How to get value from command line using for loop

#!/bin/bash

for ((i=$#-1;i>=0;i--)); do 
  echo "${BASH_ARGV[$i]}"
done

Example: ./script.sh a "foo bar" c

Output:

a
foo bar
c

I don't know what you have against for i in "$@"; do..., but you can certainly do it with shift, for example:

while [ -n "$1" ]; do
    printf " '%s'\n" "$1"
    shift
done

Output

$ bash script.sh "abc.txt" "|" "20" "yyyy-MM-dd"
 'abc.txt'
 '|'
 '20'
 'yyyy-MM-dd'

Personally, I don't see why you exclude for i in "$@"; do ... it is a valid way to iterate though the args that will preserve quoted whitespace. You can also use the array and C-style for loop as indicated in the other answers.
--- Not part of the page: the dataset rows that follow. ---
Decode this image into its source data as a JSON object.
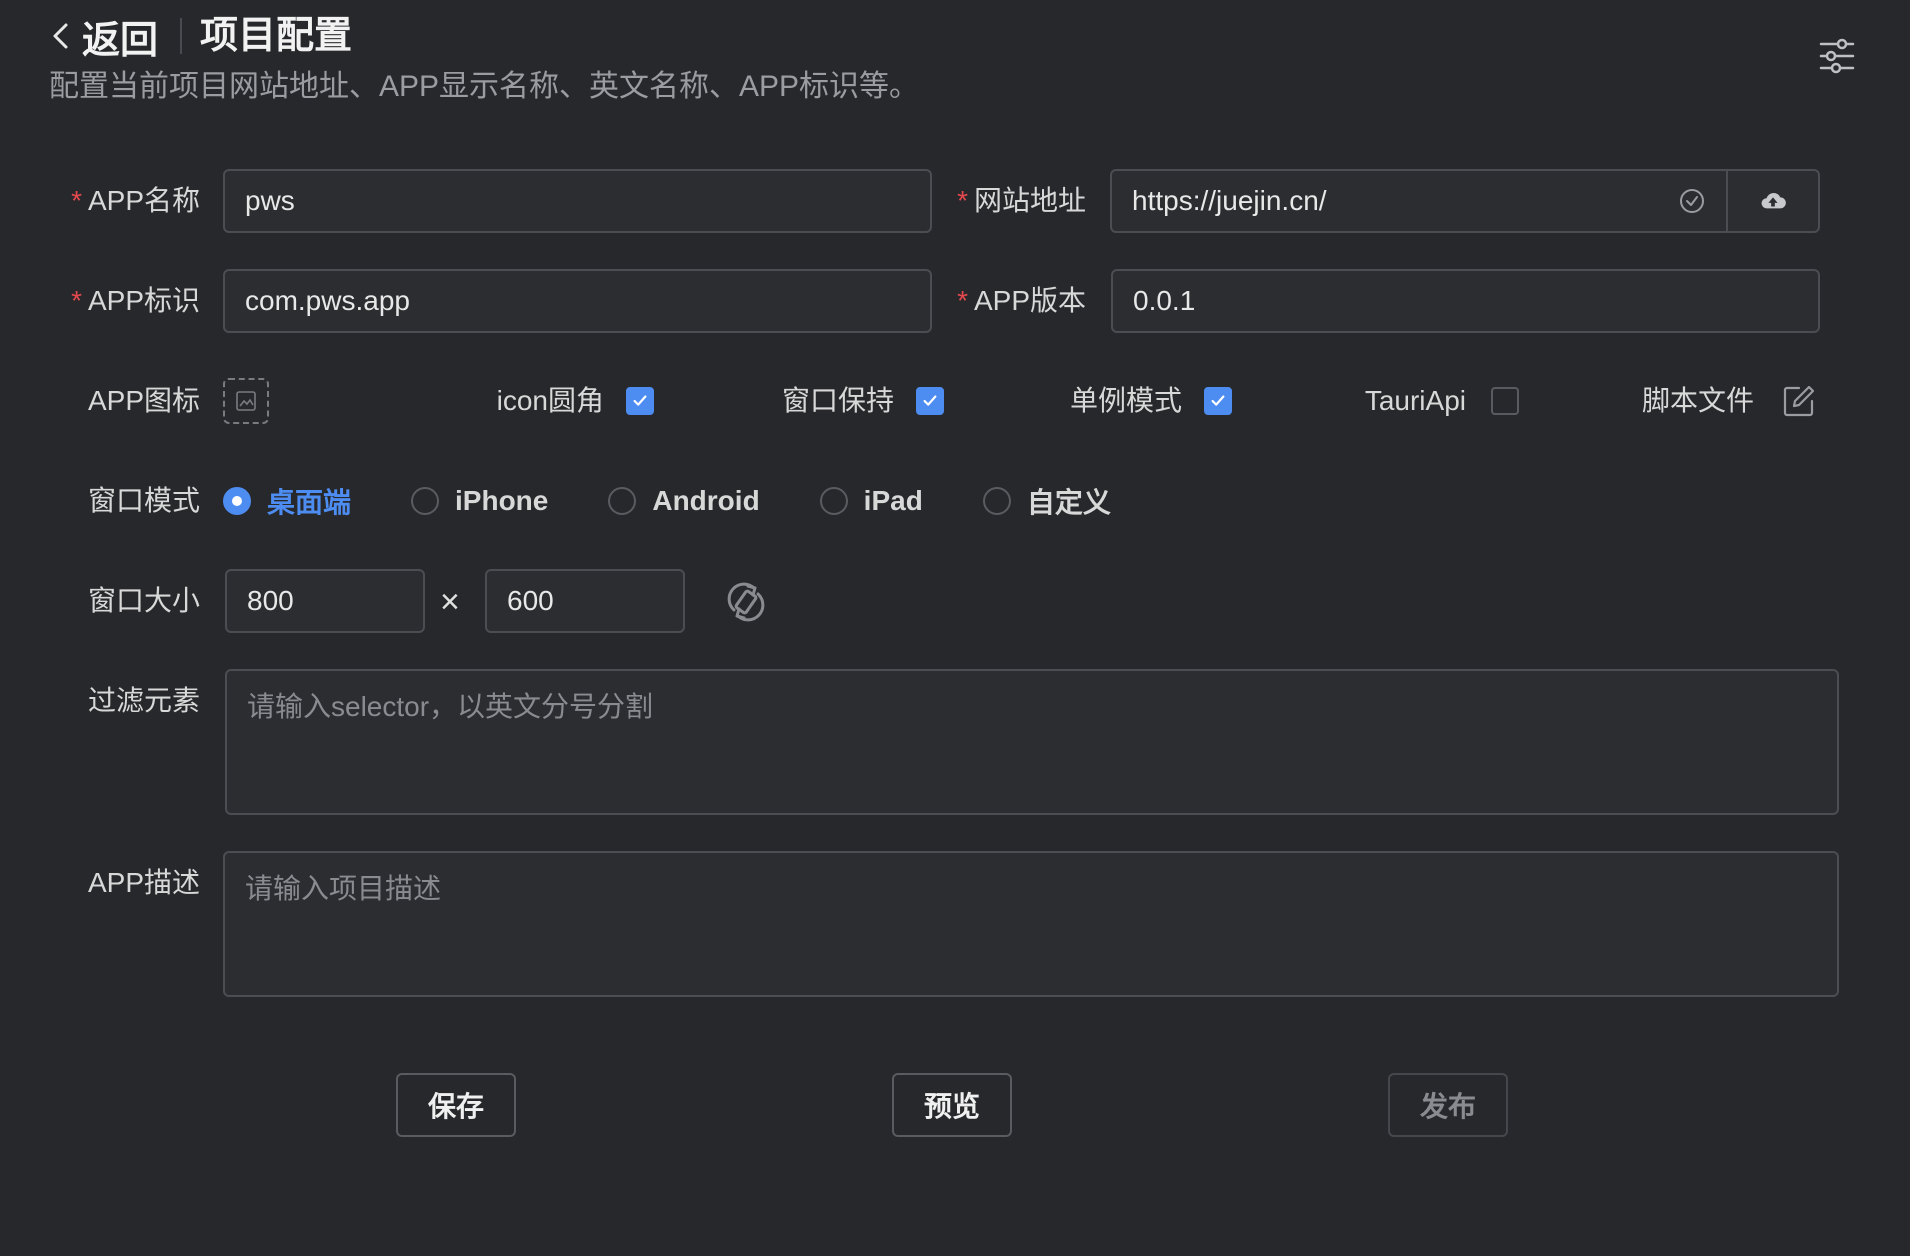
{
  "header": {
    "back_label": "返回",
    "title": "项目配置",
    "description": "配置当前项目网站地址、APP显示名称、英文名称、APP标识等。"
  },
  "form": {
    "required_mark": "*",
    "app_name": {
      "label": "APP名称",
      "value": "pws"
    },
    "website": {
      "label": "网站地址",
      "value": "https://juejin.cn/"
    },
    "app_id": {
      "label": "APP标识",
      "value": "com.pws.app"
    },
    "app_version": {
      "label": "APP版本",
      "value": "0.0.1"
    },
    "app_icon": {
      "label": "APP图标"
    },
    "options": [
      {
        "label": "icon圆角",
        "checked": true
      },
      {
        "label": "窗口保持",
        "checked": true
      },
      {
        "label": "单例模式",
        "checked": true
      },
      {
        "label": "TauriApi",
        "checked": false
      }
    ],
    "script_file": {
      "label": "脚本文件"
    },
    "window_mode": {
      "label": "窗口模式",
      "selected": "桌面端",
      "options": [
        "桌面端",
        "iPhone",
        "Android",
        "iPad",
        "自定义"
      ]
    },
    "window_size": {
      "label": "窗口大小",
      "width": "800",
      "height": "600",
      "separator": "×"
    },
    "filter": {
      "label": "过滤元素",
      "placeholder": "请输入selector，以英文分号分割"
    },
    "description": {
      "label": "APP描述",
      "placeholder": "请输入项目描述"
    }
  },
  "actions": {
    "save": "保存",
    "preview": "预览",
    "publish": "发布"
  },
  "colors": {
    "accent": "#4d8cf0",
    "required": "#e5484d",
    "background": "#27282b"
  }
}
note: if you are going to use your input array, you should use input=("$@") instead of input=($*). Using the latter will not preserve quoted whitespace in your positional parameters. e.g.

input=("$@")
for ((i = 0; i < ${#input[@]}; i++)); do
    printf " '%s'\n" "${input[i]}"
done

works fine, but if you use input=($*) with arguments line "a b", it will treat those as two separate arguments.

If I'm correctly understanding what you're trying to do, you can write:

input=("$@")

to copy the positional parameters into an array named input.

If you specifically want only the first five positional parameters, you can write:

input=("${@:1:5}")

Edited to add: Or are you asking, given a variable i that contains the integer 2, how you can get $2? If that's your question, then — you can use indirect expansion, where Bash retrieves the value of a variable, then uses that value as the name of the variable to substitute. Indirect expansion uses the ! character:

i=2
input[i]="${!i}"     # same as input[2]="$2"

This is almost always a bad idea, though. You should rethink what you're doing.